「ゲームにすればうまくいく<ゲーミフィケーション>9つのフレームワーク」の書
ゲーミフィケーションのことについて書かれている、ある程度初期の本(2012年4月初版発行)。
ゲーミフィケーションの指南書
ゲームにすればうまくいくと銘打っているにもかかわらず、冒頭から「ゲームをつくればビジネスがうまくいく、なんて思ったら大間違いです。」と書かれてあります。
そんなに甘いものではないという諌言で始まりながらも、ゲーミフィケーションについて、事例を交えながら、丁寧に記してくれています。
ゲーミフィケーションには、9つのフレームワークがあり、段階を得ながら組み立てていく。その手法について、学べる本です。
たくさんの事例
あらゆる分野での事例を挙げながら、ゲーミフィケーションの仕組みについて、紐解いてくれます。
- なぜ「計るだけダイエット」でやせるのか?
- なぜ高機能な電子レンジは使いにくいのか?
- なぜハーレーは縮小する市場で新車販売台数を増やし続けるのか?
- なぜセブンーイレブンは真冬の二月に冷やし中華を売るのか?
- なぜAKB48のじゃんけん大会はただの「じゃんけん」なのに盛り上がるのか?
9つのフレームワークが、各レベルに応じて説明されていて、読めば納得。
特に気になっていたのが、AKB48。
知り合いの県庁の課長さんが、
「AKB48の仕組みはすごい!マーケティングなど相当に考え抜かれている。夜通し、それについて語れる!」
とまで相当に感銘を受けていたので、そのカラクリが少しでも垣間見えて良かったかなと。
今、「君の名は。
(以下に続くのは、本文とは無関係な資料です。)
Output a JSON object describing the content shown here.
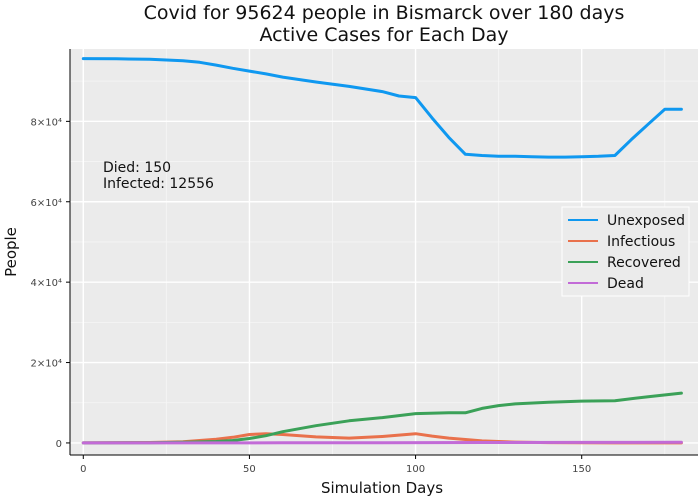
{
  "chart_data": {
    "type": "line",
    "title_lines": [
      "Covid for 95624 people in Bismarck over 180 days",
      "Active Cases for Each Day"
    ],
    "xlabel": "Simulation Days",
    "ylabel": "People",
    "xlim": [
      -4,
      185
    ],
    "ylim": [
      -3000,
      98000
    ],
    "x_ticks": [
      0,
      50,
      100,
      150
    ],
    "x_tick_labels": [
      "0",
      "50",
      "100",
      "150"
    ],
    "y_ticks": [
      0,
      20000,
      40000,
      60000,
      80000
    ],
    "y_tick_labels": [
      "0",
      "2×10⁴",
      "4×10⁴",
      "6×10⁴",
      "8×10⁴"
    ],
    "grid": true,
    "legend_position": "right",
    "annotations": [
      "Died: 150",
      "Infected: 12556"
    ],
    "series": [
      {
        "name": "Unexposed",
        "color": "#0f98f0",
        "x": [
          0,
          10,
          20,
          30,
          35,
          40,
          45,
          50,
          55,
          60,
          70,
          80,
          90,
          95,
          100,
          105,
          110,
          115,
          120,
          125,
          130,
          135,
          140,
          145,
          150,
          155,
          160,
          165,
          170,
          175,
          180
        ],
        "y": [
          95600,
          95550,
          95450,
          95100,
          94700,
          94000,
          93200,
          92500,
          91800,
          91000,
          89800,
          88700,
          87400,
          86300,
          85900,
          80800,
          76000,
          71800,
          71500,
          71300,
          71300,
          71200,
          71100,
          71100,
          71200,
          71300,
          71500,
          75500,
          79300,
          83000,
          83000
        ]
      },
      {
        "name": "Infectious",
        "color": "#e9714c",
        "x": [
          0,
          20,
          30,
          40,
          45,
          50,
          55,
          60,
          70,
          80,
          90,
          100,
          105,
          110,
          120,
          130,
          140,
          150,
          160,
          170,
          180
        ],
        "y": [
          0,
          100,
          300,
          900,
          1400,
          2100,
          2300,
          2100,
          1500,
          1200,
          1600,
          2300,
          1700,
          1200,
          500,
          200,
          80,
          40,
          20,
          10,
          10
        ]
      },
      {
        "name": "Recovered",
        "color": "#3ba158",
        "x": [
          0,
          20,
          30,
          40,
          45,
          50,
          55,
          60,
          70,
          80,
          90,
          100,
          110,
          115,
          120,
          125,
          130,
          140,
          150,
          160,
          170,
          180
        ],
        "y": [
          0,
          50,
          150,
          350,
          600,
          1100,
          1800,
          2800,
          4300,
          5500,
          6300,
          7300,
          7500,
          7500,
          8600,
          9300,
          9700,
          10100,
          10400,
          10500,
          11500,
          12400
        ]
      },
      {
        "name": "Dead",
        "color": "#c26bd7",
        "x": [
          0,
          30,
          60,
          90,
          120,
          150,
          180
        ],
        "y": [
          0,
          5,
          30,
          60,
          100,
          130,
          150
        ]
      }
    ]
  }
}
」などで話題になっている聖地巡礼についても、ふれられています。
ゲーミフィケーションの極意
この本で、著者は次のようなことを述べています。
究極的にはサービスの利用者に対しての「おもてなし」の精神を発揮することだ
自分もなぜゲーミフィケーションについて研究しているのかといえば、どうすれば人に楽しんでもらえるか?ということが根底にあります。
遠隔農場テレファームの遠藤忍社長と交流があり、お話を聴くことが多々あったのですが、最初からゲームにしようとしていたわけではなく、利用者に農業のこと、システムのことなどを分かりやすく提供するために、ゲームという形にしたとおっしゃっていました。
この本の中で、ゲーミフィケーションはあくまで手法の一つであり、おもてなしという精神があってこそということを、京都の文化を事例としながら、懇々と説明をしてくれています。
ビジネスの原点にも立ち返ることができる一冊です。